I would encourage any Toledoans in my readership to check out this article by Blade Religion Editor David Yonke.
And not just because I’m quoted in it, either:
Diana Schnuth, 31, of Toledo, said she was raised in a Christian home but came to the realization that “I no longer believed what I was raised to believe.”
She found that practicing Zen gives her a peaceful feeling. “I always come home from here feeling a lot better than when I arrived,” she said.
Even though Mr. Yonke had a digital recorder with him, I think I might have been paraphrased or misunderstood rather than directly quoted. I don’t think I would use the word “arrived” in informal conversation. I could be wrong, though — I *was* trying not to disgrace the sangha by saying something stupid.

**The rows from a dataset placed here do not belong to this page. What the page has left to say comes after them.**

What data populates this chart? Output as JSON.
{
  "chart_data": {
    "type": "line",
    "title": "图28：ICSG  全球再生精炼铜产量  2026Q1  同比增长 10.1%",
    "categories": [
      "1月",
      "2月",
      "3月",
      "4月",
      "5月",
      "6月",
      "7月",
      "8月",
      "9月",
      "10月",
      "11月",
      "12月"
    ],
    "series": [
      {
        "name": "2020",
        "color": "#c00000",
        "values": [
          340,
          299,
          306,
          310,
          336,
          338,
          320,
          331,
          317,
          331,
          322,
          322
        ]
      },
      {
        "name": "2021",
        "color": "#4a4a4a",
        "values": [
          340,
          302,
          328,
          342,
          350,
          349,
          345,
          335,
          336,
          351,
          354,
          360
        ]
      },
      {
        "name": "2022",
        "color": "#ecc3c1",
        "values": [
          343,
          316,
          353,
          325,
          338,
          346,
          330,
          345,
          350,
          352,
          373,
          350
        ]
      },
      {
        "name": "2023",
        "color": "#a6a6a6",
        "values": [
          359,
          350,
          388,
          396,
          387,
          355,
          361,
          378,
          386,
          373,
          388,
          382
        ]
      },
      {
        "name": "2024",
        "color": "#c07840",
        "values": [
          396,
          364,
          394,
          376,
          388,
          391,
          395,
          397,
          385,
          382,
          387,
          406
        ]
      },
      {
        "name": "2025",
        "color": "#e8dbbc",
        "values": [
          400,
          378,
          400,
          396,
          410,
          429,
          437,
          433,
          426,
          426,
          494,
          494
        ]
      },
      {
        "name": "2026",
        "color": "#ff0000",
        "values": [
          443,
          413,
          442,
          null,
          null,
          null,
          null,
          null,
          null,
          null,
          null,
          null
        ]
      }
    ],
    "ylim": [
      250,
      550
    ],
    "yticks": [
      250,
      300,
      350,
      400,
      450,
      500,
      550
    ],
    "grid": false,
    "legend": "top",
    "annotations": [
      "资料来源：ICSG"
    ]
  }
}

I also know that I purposely did not identify the religion in which I was raised, not even to call it “Christian.” I recall saying that I was raised in a “religious manner,” but studiously avoided saying that I was a Mormon. The last thing I need is to have the missionaries knocking on my front door, trying to get me back to church.
Those minor issues aside, I thought the article was well-written, and I learned a lot about my Sensei between reading this article and Wednesday’s article in the City Paper. The publicity definitely helped boost the attendance at yesterday’s workshop on beginning meditation, as many people said that they had read about us in the newspaper.
Zen meditation can dovetail with your personal beliefs if you let it, since Zen itself has no mythology or belief system behind it, as Sensei pointed out. If you’re interested, even just vaguely, I’d encourage you to find a sangha near you and check it out. It can be a little weird the first couple of times you attend a zazenkai, but that doesn’t last long, and the inner stillness and acceptance of yourself and the world is well worth it, in my opinion.